活性化ですむの!?
今回は気持ち悪い表現が多々あります。お食事中の方はご注意ください。
「『解毒』『解毒』『解毒』『解毒』げどく~!!!」
「気持ち悪い気持ち悪い気持ち悪い」
「とにかく逃げろ!あの数に捕まったら即猛毒状態だ!」
会話でわかると思うけど、ただ今トキシスライムの集団に追われております!
マーシャに解毒魔法教えてからしばらくはのんびりと旅を続けられた。どうやらあらかた冒険者集団が片づけてくれたいたらしい。立ち寄った町で何個か解毒薬を購入して王都まで再出発。もうすぐティアネーってところでとうとう出会った。
木の上からぽよ~んと間抜けな音を出しながら下に降りてきたピンクと紫の粘菌生物。確かに一発でわかるね!とりあえず1匹だけだからあわてず騒がずためしにマーシャが解毒魔法を放ってみた。
「おお、効果ありだね」
なんだかひるんだように後ずさる?スライム。速度も遅いからこのまま引き離そうとしたところ・・・スライムが出てきた木の後ろ、林になっている場所からわらわらとわいて出てきました!ねちゃぁと音を立てながらそこらへんの生物を溶かして進む粘菌生物。通り過ぎた後は草木が猛毒状態に腐り果てて茶色く変色してた。しかもそこからまたピンクの小さな固まりが出てきて・・うぷぅ
「G並みに現れるなんてお前ら全世界の人間に嫌われるぞ!!」
「トール言ってる意味分かんないから」
「錯乱してるわね。あたしもいっそそうしたいわ」
マーシャの操る馬車が猛スピードで逃げる。僕らも全速力で走る!ときどき牽制で解毒薬放り投げたり(取り込んだ何匹かが一瞬で死んだ!)解毒魔法ぶっ放したり(文字どおりだ。勢いで後方に吹っ飛んでった)しながらとにかく逃げる。あいつらスピードはないからこの調子なら捲けるだろう。
町の近くだったが素通りした。この集団を連れていくわけにはいかないと判断。このまま全速力で引き離した後、少し休憩をはさみポルカまで一気に行くことにした。
◇ ◇ ◇
ポルカに着いた時、僕らは満身創痍だった。解毒薬全部使い切った。回復薬もだ。何があたかって?聞きたいのか?僕は思い出したくもないがな!
・・・言わないと物語が進まないと作者から電波が届いた。仕方ないから話そう。
引き離せると思った僕らは甘かったんだ。うん。前方にも湧いて出たんです。挟まれました。ピンクと紫の集団に。さてどうするか?パニックに陥りながらも必死で考えました。
まずは僕らを覆うように土壁で遮断して時間稼ぎをしました。でも外からめりめりネチャネチャズルズルと永遠と音がするからマーシャが堕ちた。プッツンとな。全力の火炎竜巻を発生させてから魔力切れで気絶した。しかし相手は攻撃耐性MAXの粘菌生物。まったくダメージ受けてなかった。

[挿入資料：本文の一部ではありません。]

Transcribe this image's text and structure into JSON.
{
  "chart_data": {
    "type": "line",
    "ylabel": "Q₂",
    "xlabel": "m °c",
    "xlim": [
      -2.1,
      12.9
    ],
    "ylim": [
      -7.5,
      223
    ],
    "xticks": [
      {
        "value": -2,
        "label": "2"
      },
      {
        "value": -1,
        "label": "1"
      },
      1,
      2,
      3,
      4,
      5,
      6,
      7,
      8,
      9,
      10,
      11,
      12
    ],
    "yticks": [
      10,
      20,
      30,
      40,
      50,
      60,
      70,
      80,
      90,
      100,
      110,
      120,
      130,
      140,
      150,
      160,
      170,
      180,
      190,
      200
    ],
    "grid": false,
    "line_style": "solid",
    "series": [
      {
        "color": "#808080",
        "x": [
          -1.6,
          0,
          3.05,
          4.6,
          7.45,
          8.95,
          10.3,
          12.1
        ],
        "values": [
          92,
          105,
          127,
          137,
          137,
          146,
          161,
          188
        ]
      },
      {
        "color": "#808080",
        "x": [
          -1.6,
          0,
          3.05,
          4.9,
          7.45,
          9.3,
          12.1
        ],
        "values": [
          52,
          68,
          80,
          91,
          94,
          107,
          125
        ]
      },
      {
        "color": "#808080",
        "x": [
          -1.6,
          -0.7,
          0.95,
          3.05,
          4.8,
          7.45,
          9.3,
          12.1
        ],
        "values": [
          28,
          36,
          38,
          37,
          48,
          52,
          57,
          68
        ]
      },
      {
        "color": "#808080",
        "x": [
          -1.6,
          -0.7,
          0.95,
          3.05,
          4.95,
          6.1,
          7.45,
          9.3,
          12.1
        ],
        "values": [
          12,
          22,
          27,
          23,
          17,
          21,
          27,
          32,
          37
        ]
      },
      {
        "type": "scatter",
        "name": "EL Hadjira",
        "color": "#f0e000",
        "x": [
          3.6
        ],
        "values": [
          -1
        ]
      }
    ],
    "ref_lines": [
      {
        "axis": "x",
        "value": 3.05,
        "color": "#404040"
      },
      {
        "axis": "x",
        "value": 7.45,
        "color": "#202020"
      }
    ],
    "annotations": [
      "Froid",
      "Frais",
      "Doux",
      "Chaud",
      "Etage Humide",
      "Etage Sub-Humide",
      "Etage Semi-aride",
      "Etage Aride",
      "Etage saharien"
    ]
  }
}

次にカノンさんの目が据わったので慌てて止めた。ラーファさんが。考えがあるらしいのだができればマーシャにも協力してもらいたかったとこぼしてた。
作戦はこうだ。まず僕が土魔法でトキシスライムの下に全て落ちるように穴を掘る。
次にラーファさんとユーリッツが水魔法でやつらを水攻め、水中に沈める。
最後に僕とカノンさん、ダットさんで解毒魔法をかけながら全員で解毒薬と回復薬を水中に放り投げて溶かす。
効果は抜群トキシスライムは全滅した。僕らも全員レベルが上がった。
ただし精神的な何かを失った気がした。
「僕・・・スライム嫌い」
「俺もだ」
「あたしは元から嫌いよ」
僕らはこうしてスライム大嫌い同盟を結ぶこととなった。